RC (DLC). Addressed to Jefferson in Paris and docketed by JM many years later. Headed, “No. (5).” The words in italics, unless otherwise noted, are in the code first used by Jefferson on 14 Apr. 1783. Some important changes made later by JM are noted below.

1The editing of Julian P. Boyd in 1953 revealed that JM had taken liberties with this and the next two sentences by crossing through the words here restored within angle brackets. The purpose of JM’s alterations, made many decades later when the letter came back into his possession, was to strike from the record his 1784 opinion of Lafayette as a vain, attention-seeking young man. There is a tinge of sarcasm in the first stricken lines, while the second alteration (crossing out “if at all”) covered up JM’s miscalculation of reports on Lafayette’s speech, which drew great attention in America to the French nobleman (see JM to Jefferson, 11 Oct. 1784, and notes). Perhaps from personal pique or jealousy, JM was inclined to underrate Lafayette’s abilities, hence his desire forty years later to destroy this 1784 allusion to the Frenchman’s “thirst of praise and popularity.”

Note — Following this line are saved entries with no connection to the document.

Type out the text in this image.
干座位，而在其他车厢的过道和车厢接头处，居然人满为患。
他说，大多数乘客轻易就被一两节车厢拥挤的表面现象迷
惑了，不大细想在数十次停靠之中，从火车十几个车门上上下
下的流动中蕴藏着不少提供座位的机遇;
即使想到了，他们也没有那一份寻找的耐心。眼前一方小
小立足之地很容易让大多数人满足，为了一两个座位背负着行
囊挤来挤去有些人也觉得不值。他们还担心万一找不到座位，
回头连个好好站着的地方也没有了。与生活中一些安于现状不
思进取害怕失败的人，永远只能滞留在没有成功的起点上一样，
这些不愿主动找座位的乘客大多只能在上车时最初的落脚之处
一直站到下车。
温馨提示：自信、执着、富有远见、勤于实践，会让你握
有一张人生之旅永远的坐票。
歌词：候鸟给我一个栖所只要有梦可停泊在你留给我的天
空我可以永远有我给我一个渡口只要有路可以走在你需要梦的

2As JM struck out certain words in preceding sentences, in this one he tried to alter the record. Another comment about Lafayette’s vanity distressed JM in his old age, so that the words “can be imagined” which JM interlined decades later falsifies the original wording, which Boyd properly read as: “his vanity will admit” (Boyd, Papers of Jefferson description begins Julian P. Boyd et al., eds., The Papers of Thomas Jefferson (18 vols. to date; Princeton, N. J., 1950——). description ends , VII, 451 n.). Boyd calls attention to JM’s septuagenarian efforts to imitate Jefferson’s handwriting while leaving the code readable but altered so as to be nonsensical. Boyd surmised: “Madison had evidently hoped that no one would suspect his carefully covered traces” (ibid., 452 n.).

3The House of Delegates was scheduled to convene in Richmond on 18 Oct. 1784. However, JM did not attend until 1 Nov.